Research presented at the American Academy of Orthopaedic Surgeons' 2019 Annual Meeting March 12-16 in Las Vegas found Medicare-insured patients that follow an enhanced recovery after surgery protocol may be discharged early after outpatient total knee or hip arthroplasty.

The study included retrospective chart review data of 645 consecutive Medicare patients who underwent primary total knee arthroplasty (337 patients) or total hip arthroplasty (308 patients) between June 1, 2015 and November 16, 2017. The patients followed an opioid-sparing ERAS protocol including an intraoperative infiltration with Pacira Pharmaceuticals' Exparel, a non-opioid pain management drug.

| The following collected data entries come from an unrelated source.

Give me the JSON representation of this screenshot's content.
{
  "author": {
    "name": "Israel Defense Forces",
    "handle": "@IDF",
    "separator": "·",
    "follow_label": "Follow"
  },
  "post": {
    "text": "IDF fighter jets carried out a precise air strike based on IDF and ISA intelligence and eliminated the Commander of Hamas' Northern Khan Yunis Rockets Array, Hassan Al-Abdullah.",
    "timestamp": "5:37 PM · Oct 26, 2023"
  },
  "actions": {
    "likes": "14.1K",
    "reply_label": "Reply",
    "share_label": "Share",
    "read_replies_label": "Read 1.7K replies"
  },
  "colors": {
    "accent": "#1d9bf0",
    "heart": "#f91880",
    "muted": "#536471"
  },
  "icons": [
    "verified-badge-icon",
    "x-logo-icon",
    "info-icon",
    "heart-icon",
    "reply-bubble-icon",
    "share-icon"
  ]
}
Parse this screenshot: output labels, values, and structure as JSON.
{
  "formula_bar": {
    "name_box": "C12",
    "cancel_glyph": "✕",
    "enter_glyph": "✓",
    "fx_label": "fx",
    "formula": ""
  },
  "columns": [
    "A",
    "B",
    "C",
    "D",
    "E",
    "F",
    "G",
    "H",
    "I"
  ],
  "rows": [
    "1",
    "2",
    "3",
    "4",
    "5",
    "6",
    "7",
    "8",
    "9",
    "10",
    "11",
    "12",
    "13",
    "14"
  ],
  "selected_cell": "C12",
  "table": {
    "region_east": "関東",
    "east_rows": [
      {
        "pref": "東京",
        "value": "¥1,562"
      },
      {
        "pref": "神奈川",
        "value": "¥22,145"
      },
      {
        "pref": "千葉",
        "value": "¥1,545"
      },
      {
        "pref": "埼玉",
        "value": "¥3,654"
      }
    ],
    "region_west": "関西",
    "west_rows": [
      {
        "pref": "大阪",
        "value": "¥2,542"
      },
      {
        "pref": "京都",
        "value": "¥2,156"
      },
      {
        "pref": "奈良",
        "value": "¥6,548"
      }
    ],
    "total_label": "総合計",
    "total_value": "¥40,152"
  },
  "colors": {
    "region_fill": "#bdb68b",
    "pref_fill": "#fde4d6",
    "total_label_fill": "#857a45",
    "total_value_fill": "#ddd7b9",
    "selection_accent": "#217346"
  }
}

All surgeries were performed by James Van Horne, MD, of Grants Pass, Ore.-based Paragon Orthopedic Center, who also authored the study.

The key research details to know:

1. Following joint replacement, 84 percent of patients were discharged home the same day without home services.

2. The ERAS program included a non-opioid pain management regimen starting a week before surgery, spinal anesthesia, local infiltration and awake sedation with Exparel and bupivacaine HCl intraoperatively as well as a seven-day supply of opioids for patients to take as needed following surgery. Patients and caregivers were also educated prior to surgery about expectations, wound care and opioid use.

3. Beyond the initial seven-day prescription given at discharge, 84.2 percent of patients did not need any additional opioid prescriptions.

4. Dr. Van Horne said, "Our findings suggest that potential exists for Medicare-insured patients to undergo safe and successful [total knee arthroplasty] or [total hip arthroplasty] procedures as outpatient surgery with same-day discharge to home … this ERAS protocol, which was developed over the last 10 years to maximize the number of Medicare patients who could safely and reproducibly undergo outpatient joint replacement, suggests an important advance in our ability to offer these patients quality care that meets the ‘triple aim' of healthcare by improving the patient experience and population health while reducing healthcare costs."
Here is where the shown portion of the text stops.